Separated at birth: The Milwaukee Journal Sentinel editorial writers and Sen. Ron Johnson. At least it looked that way reading Sunday's newspaper. Note the oddly similar constructions in the news pages and the editorial pages regarding former Sen. Russ Feingold's decision to run against Johnson next fall (boldfacing added):

1. News story: "Russ Feingold is a career politician," Johnson said in his speech. "He's addicted to it... ."

2. Journal Sentinel editorial: "Russ Feingold is back, which at the very least will delight political junkies... ."

Yup. The campaign hardly has begun and the Journal Sentinel editors already are channeling Johnson's rhetoric. Feingold is just a drug head, suggests RoJo. And so, the newspaper itself promptly suggests, are Feingold's followers.

Were these paired allusions just coincidence? Probably. But that ultimately doesn't matter. What matters is the roughshod diminuation and marginalization of a credible, experienced candidate for public office before he even gets started.

The Feingold camp criticized Johnson's comment as more of his "disappointing and divisive" style. The same could be said of the Journal Sentinel's casual use of similar rhetoric, which implies that "political junkies" tend to come from the leftward side of the political spectrum. After all, conservatives heavy into politics arguably aren't "delighted" with Feingold's re-entry into the electoral arena after a six-year hiatus.

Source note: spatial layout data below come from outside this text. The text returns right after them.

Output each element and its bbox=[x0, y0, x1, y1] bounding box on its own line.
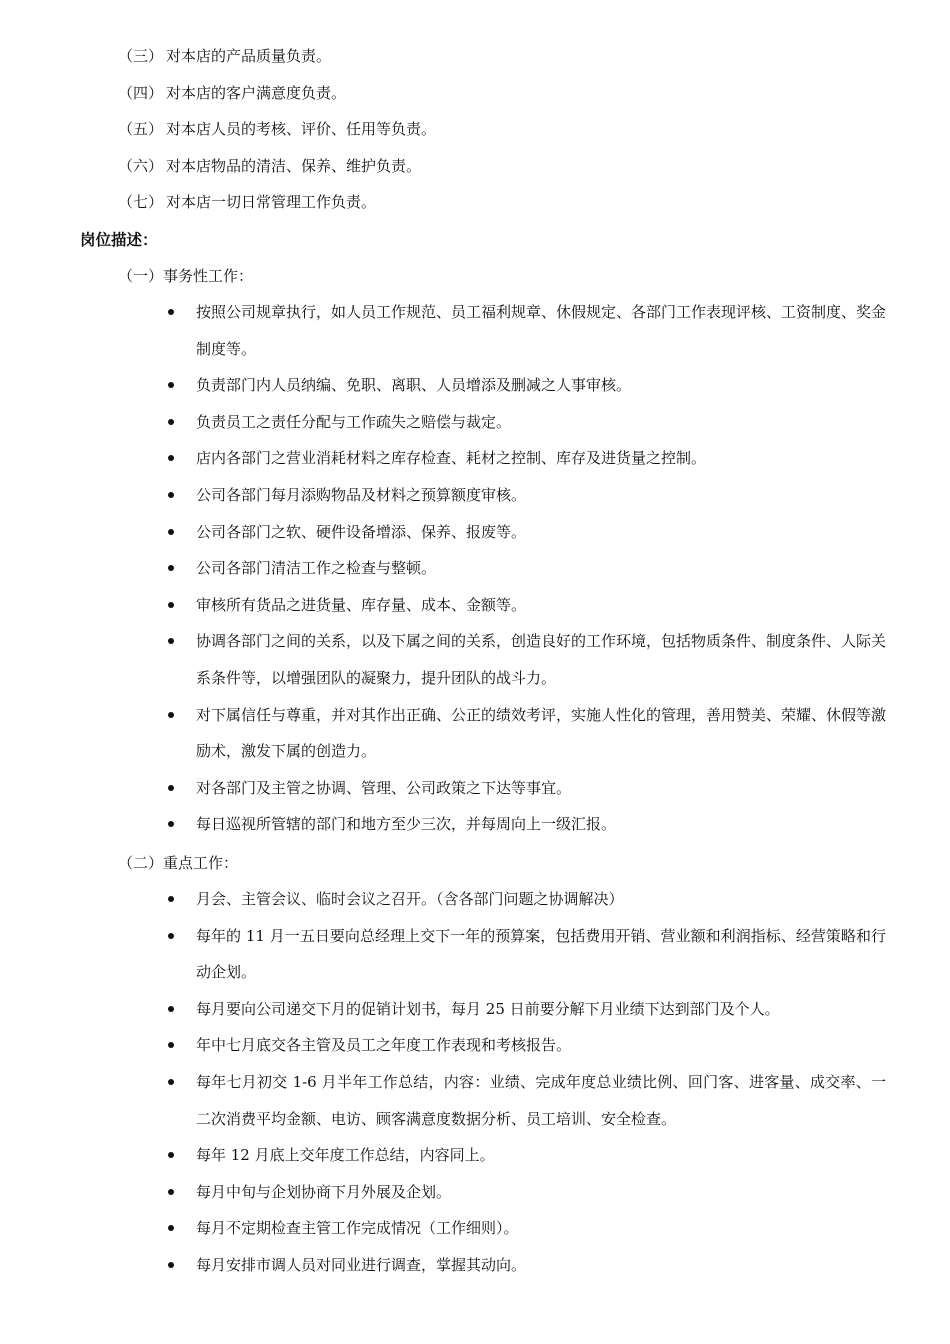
list-item bbox=[0, 623, 886, 696]
list-item-text: 每年七月初交 1-6 月半年工作总结，内容：业绩、完成年度总业绩比例、回门客、进客量、成交率、一二次消费平均金额、电访、顾客满意度数据分析、员工培训、安全检查。 bbox=[196, 1072, 886, 1128]
list-item bbox=[0, 918, 886, 991]
list-item-text: 负责部门内人员纳编、免职、离职、人员增添及删减之人事审核。 bbox=[196, 376, 632, 395]
list-item bbox=[0, 806, 886, 843]
responsibility-item bbox=[118, 148, 436, 185]
bullet-dot-icon bbox=[168, 821, 174, 827]
responsibility-item bbox=[118, 184, 436, 221]
responsibility-number: （六） bbox=[118, 156, 164, 175]
list-item-text: 每月不定期检查主管工作完成情况（工作细则）。 bbox=[196, 1219, 519, 1238]
list-item-text: 每年的 11 月一五日要向总经理上交下一年的预算案，包括费用开销、营业额和利润指标、经营策略和行动企划。 bbox=[196, 926, 886, 982]
bullet-dot-icon bbox=[168, 638, 174, 644]
list-item bbox=[0, 1064, 886, 1137]
bullet-dot-icon bbox=[168, 492, 174, 498]
list-item bbox=[0, 770, 886, 807]
key-work-title: （二）重点工作： bbox=[118, 854, 239, 872]
responsibility-text: 对本店人员的考核、评价、任用等负责。 bbox=[166, 120, 437, 139]
list-item bbox=[0, 1174, 886, 1211]
routine-work-list bbox=[0, 294, 950, 843]
bullet-dot-icon bbox=[168, 565, 174, 571]
responsibility-item bbox=[118, 111, 436, 148]
list-item-text: 公司各部门每月添购物品及材料之预算额度审核。 bbox=[196, 485, 527, 504]
list-item bbox=[0, 294, 886, 367]
responsibility-text: 对本店一切日常管理工作负责。 bbox=[166, 193, 377, 212]
list-item-text: 每年 12 月底上交年度工作总结，内容同上。 bbox=[196, 1146, 495, 1165]
list-item bbox=[0, 1027, 886, 1064]
bullet-dot-icon bbox=[168, 529, 174, 535]
bullet-dot-icon bbox=[168, 309, 174, 315]
list-item bbox=[0, 550, 886, 587]
responsibility-list bbox=[118, 38, 436, 221]
list-item bbox=[0, 514, 886, 551]
list-item bbox=[0, 1247, 886, 1284]
responsibility-text: 对本店物品的清洁、保养、维护负责。 bbox=[166, 156, 422, 175]
bullet-dot-icon bbox=[168, 785, 174, 791]
responsibility-item bbox=[118, 38, 436, 75]
list-item-text: 对下属信任与尊重，并对其作出正确、公正的绩效考评，实施人性化的管理，善用赞美、荣耀、休假等激励术，激发下属的创造力。 bbox=[196, 705, 887, 761]
bullet-dot-icon bbox=[168, 419, 174, 425]
bullet-dot-icon bbox=[168, 1042, 174, 1048]
bullet-dot-icon bbox=[168, 933, 174, 939]
bullet-dot-icon bbox=[168, 712, 174, 718]
bullet-dot-icon bbox=[168, 1079, 174, 1085]
responsibility-text: 对本店的产品质量负责。 bbox=[166, 47, 332, 65]
bullet-dot-icon bbox=[168, 1189, 174, 1195]
list-item-text: 协调各部门之间的关系，以及下属之间的关系，创造良好的工作环境，包括物质条件、制度条件、人际关系条件等，以增强团队的凝聚力，提升团队的战斗力。 bbox=[196, 632, 887, 687]
list-item bbox=[0, 404, 886, 441]
list-item-text: 公司各部门清洁工作之检查与整顿。 bbox=[196, 559, 437, 578]
list-item-text: 店内各部门之营业消耗材料之库存检查、耗材之控制、库存及进货量之控制。 bbox=[196, 449, 707, 468]
list-item-text: 每月中旬与企划协商下月外展及企划。 bbox=[196, 1182, 452, 1201]
list-item bbox=[0, 440, 886, 477]
routine-work-title: （一）事务性工作： bbox=[118, 267, 254, 285]
list-item-text: 负责员工之责任分配与工作疏失之赔偿与裁定。 bbox=[196, 412, 512, 431]
list-item-text: 月会、主管会议、临时会议之召开。（含各部门问题之协调解决） bbox=[196, 890, 624, 908]
list-item-text: 每月安排市调人员对同业进行调查，掌握其动向。 bbox=[196, 1255, 527, 1274]
list-item bbox=[0, 587, 886, 624]
bullet-dot-icon bbox=[168, 382, 174, 388]
bullet-dot-icon bbox=[168, 1152, 174, 1158]
job-description-heading: 岗位描述： bbox=[80, 231, 158, 249]
list-item-text: 每月要向公司递交下月的促销计划书，每月 25 日前要分解下月业绩下达到部门及个人。 bbox=[196, 999, 780, 1018]
bullet-dot-icon bbox=[168, 602, 174, 608]
list-item-text: 公司各部门之软、硬件设备增添、保养、报废等。 bbox=[196, 522, 527, 541]
responsibility-number: （三） bbox=[118, 47, 164, 65]
list-item bbox=[0, 477, 886, 514]
responsibility-item bbox=[118, 75, 436, 112]
responsibility-text: 对本店的客户满意度负责。 bbox=[166, 83, 347, 102]
list-item-text: 每日巡视所管辖的部门和地方至少三次，并每周向上一级汇报。 bbox=[196, 815, 617, 834]
list-item-text: 按照公司规章执行，如人员工作规范、员工福利规章、休假规定、各部门工作表现评核、工资制度、奖金制度等。 bbox=[196, 303, 887, 358]
list-item bbox=[0, 1137, 886, 1174]
list-item bbox=[0, 991, 886, 1028]
bullet-dot-icon bbox=[168, 1262, 174, 1268]
list-item bbox=[0, 1210, 886, 1247]
bullet-dot-icon bbox=[168, 896, 174, 902]
list-item-text: 对各部门及主管之协调、管理、公司政策之下达等事宜。 bbox=[196, 778, 572, 797]
responsibility-number: （五） bbox=[118, 120, 164, 139]
list-item-text: 审核所有货品之进货量、库存量、成本、金额等。 bbox=[196, 595, 527, 614]
key-work-list bbox=[0, 881, 950, 1284]
list-item bbox=[0, 881, 886, 918]
responsibility-number: （四） bbox=[118, 83, 164, 102]
bullet-dot-icon bbox=[168, 455, 174, 461]
bullet-dot-icon bbox=[168, 1006, 174, 1012]
bullet-dot-icon bbox=[168, 1225, 174, 1231]
list-item-text: 年中七月底交各主管及员工之年度工作表现和考核报告。 bbox=[196, 1036, 572, 1055]
list-item bbox=[0, 697, 886, 770]
list-item bbox=[0, 367, 886, 404]
responsibility-number: （七） bbox=[118, 193, 164, 212]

In both cases it's over-the-top rhetoric. After all, Johnson seems prepared to seek his second six-year term, which hardly qualifies him as somehow disinterested in political power, although his evident lack of interest in serious and sensible public policy surely will be an issue. Yet we're to believe it's not him but his returning opponent who's allegedly obsessed?

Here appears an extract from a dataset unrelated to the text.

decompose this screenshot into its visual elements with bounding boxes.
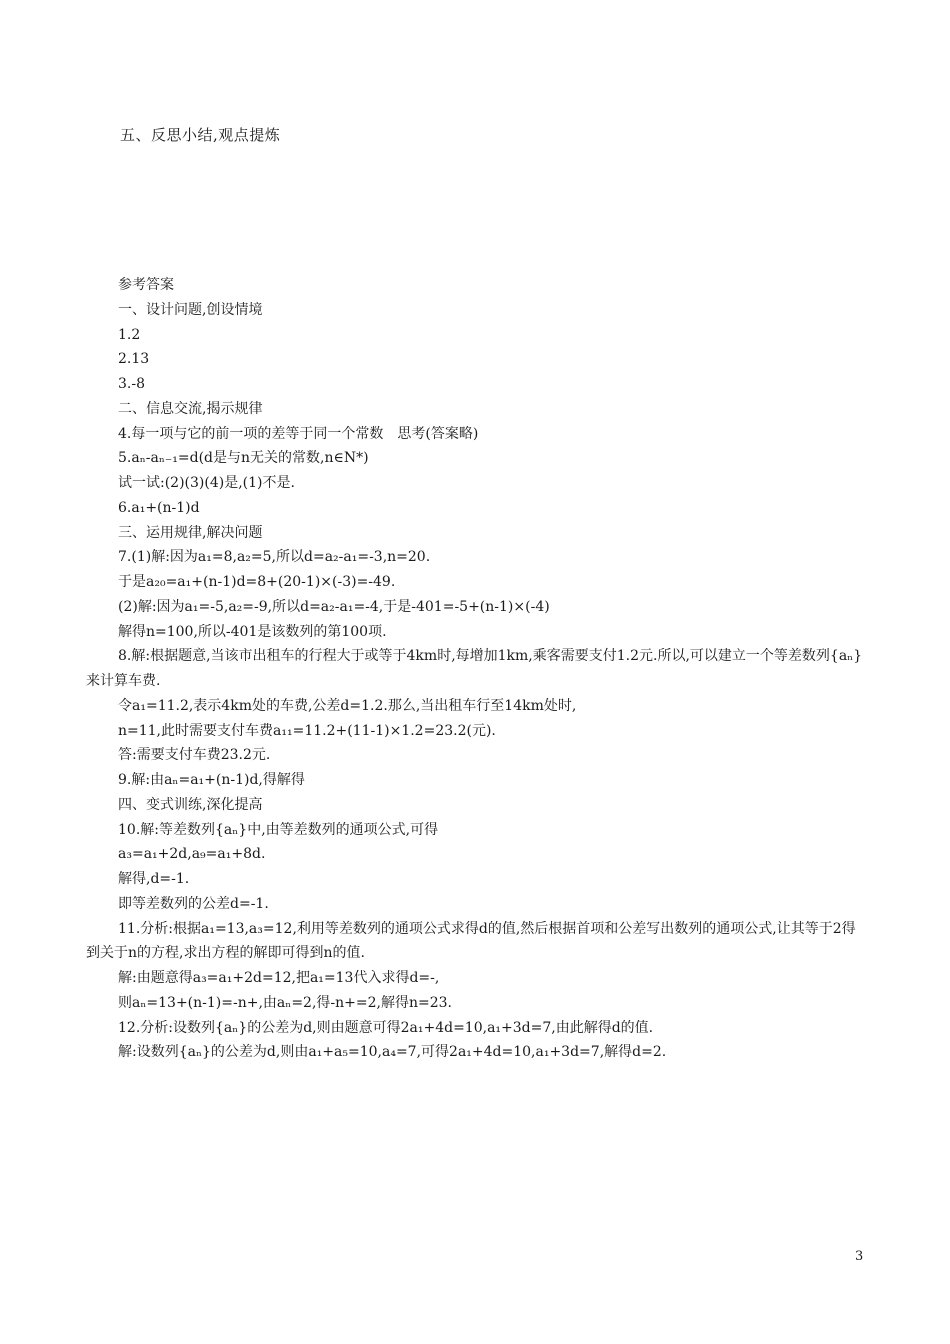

Or do you think "addiction" and "junkies" are words something other than pejoratives?

Feingold has a solid record of pursuing strong legislation that serves average citizens of this state and the nation. Moreover, he succeeded in passing important bipartisan legislative measures. Johnson arguably is the least bipartisan-minded senator this state has elected in decades. Politicians obsessed with power don't often look across the aisle to find consensus.

But if the voters go with Feingold and dump Johnson, maybe afterward we'll be told just how hooked and addicted they are, too.